Estratégicamente, Stalin y sus sucesores pueden haber acogido con agrado la presencia de tropas estadounidenses en Alemania Occidental después de la Segunda Guerra Mundial, porque servía como “una de las garantías más fiables contra el revanchismo alemán” (Judt 2007, 243). Esto explicaría, por ejemplo, por qué Stalin aceptó una mayor presencia francesa en la ocupación de Alemania, una vez que escuchó en Yalta que Roosevelt sólo enviaría tropas estadounidenses a Europa durante dos años, lo que no es precisamente la acción de un fanático que se regodea ante la perspectiva de subvertir una Europa indefensa (Sanchez-Sibony 2014, 295, n. 18). Stalin tampoco intentó desafiar la supremacía aérea estadounidense durante la Guerra de Corea, a pesar de haber aprobado los planes para la unificación coreana con el presidente Mao (Craig y Logevall 2012, 115).

La “Guerra Fría” nunca tuvo como objetivo “disuadir” a la Unión Soviética; más bien equivalió a “un vasto programa transicional de rehabilitación política y económica del sistema imperial para controlar la descolonización e imponer una disciplina capitalista global contra la resistencia antiimperialista” (Ahmed 2012, 70). Mientras tanto, en el país, la Segunda Pánico Rojo en los años 1950, basado en un supuesto comunismo de quinta columna en los Estados Unidos, fue una estrategia para crear histeria pública y, con ella, un mayor control social. Los simpatizantes comunistas y sus compañeros de viaje habían arraigado en los Estados Unidos en los años 1930, como resultado de la “acción de la camarilla financiera internacional”, que apoyaba a todos los bandos; Tom Lamont, por ejemplo, socio de la firma Morgan, patrocinó “casi una veintena de organizaciones de extrema izquierda, incluido el propio Partido Comunista” (Quigley 1966, 687).

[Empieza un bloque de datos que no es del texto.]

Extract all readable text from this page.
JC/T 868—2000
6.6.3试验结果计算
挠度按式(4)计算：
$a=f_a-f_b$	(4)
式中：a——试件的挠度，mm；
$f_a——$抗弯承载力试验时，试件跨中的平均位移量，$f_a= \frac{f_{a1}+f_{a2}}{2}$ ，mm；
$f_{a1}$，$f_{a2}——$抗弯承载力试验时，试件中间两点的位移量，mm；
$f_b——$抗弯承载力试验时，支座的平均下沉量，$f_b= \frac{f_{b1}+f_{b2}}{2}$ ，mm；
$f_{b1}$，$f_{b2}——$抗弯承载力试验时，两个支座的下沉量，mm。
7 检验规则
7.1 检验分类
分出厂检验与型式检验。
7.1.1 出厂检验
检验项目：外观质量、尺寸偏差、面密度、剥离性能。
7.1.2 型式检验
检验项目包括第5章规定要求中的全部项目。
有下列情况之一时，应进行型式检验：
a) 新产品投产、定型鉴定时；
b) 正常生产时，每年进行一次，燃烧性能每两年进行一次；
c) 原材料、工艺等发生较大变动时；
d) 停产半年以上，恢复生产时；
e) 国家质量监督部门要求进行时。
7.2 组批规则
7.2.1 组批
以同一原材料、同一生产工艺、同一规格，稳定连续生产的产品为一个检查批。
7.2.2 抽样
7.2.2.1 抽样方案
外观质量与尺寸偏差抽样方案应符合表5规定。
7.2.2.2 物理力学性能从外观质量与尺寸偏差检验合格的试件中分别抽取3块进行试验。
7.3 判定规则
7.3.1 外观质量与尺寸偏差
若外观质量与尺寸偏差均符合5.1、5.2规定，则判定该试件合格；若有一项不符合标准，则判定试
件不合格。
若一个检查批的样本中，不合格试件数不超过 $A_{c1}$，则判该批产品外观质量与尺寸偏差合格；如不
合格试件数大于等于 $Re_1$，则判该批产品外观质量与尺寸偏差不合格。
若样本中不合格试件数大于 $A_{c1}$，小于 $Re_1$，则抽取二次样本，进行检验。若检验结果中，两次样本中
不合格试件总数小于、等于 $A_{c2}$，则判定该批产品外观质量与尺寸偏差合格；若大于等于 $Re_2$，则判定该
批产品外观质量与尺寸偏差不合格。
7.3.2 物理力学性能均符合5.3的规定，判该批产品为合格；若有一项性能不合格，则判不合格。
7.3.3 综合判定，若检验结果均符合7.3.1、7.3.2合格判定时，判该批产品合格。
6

En La guerra civil en Francia (1871) Marx describe cómo las clases dominantes francesa y alemana, que acababan de entrar en guerra entre sí, dejaron de lado sus diferencias y unieron sus fuerzas para sofocar la Comuna de París (Epp 2017). Algo similar se demostró nuevamente en respuesta a los levantamientos de la clase trabajadora en la década de 1950. El levantamiento de Alemania del Este de 1953 no solo fue aplastado por los tanques soviéticos, sino que “para asegurarse de que no se extendiera, las potencias occidentales de Inglaterra, Francia y Estados Unidos construyeron un muro de poder policial y militar para impedir que los trabajadores de Berlín Occidental marcharan para unirse a sus compañeros del Este” (Glaberman y Faber 2002, 171-2). De manera similar, cuando los tanques soviéticos entraron en Hungría en 1956 para aplastar el levantamiento allí, “la administración de Eisenhower protestó enérgicamente por la acción soviética, pero no intervino militarmente. La liberación quedó expuesta como una farsa” (Wilford 2008, 49). Radio Free Europe y Voice of America nunca más llamaron a los europeos del Este a la rebelión (Glaberman y Faber 2002, 173). La Unión Soviética y Occidente estaban unidos en su determinación de mantener a raya a la clase obrera internacional.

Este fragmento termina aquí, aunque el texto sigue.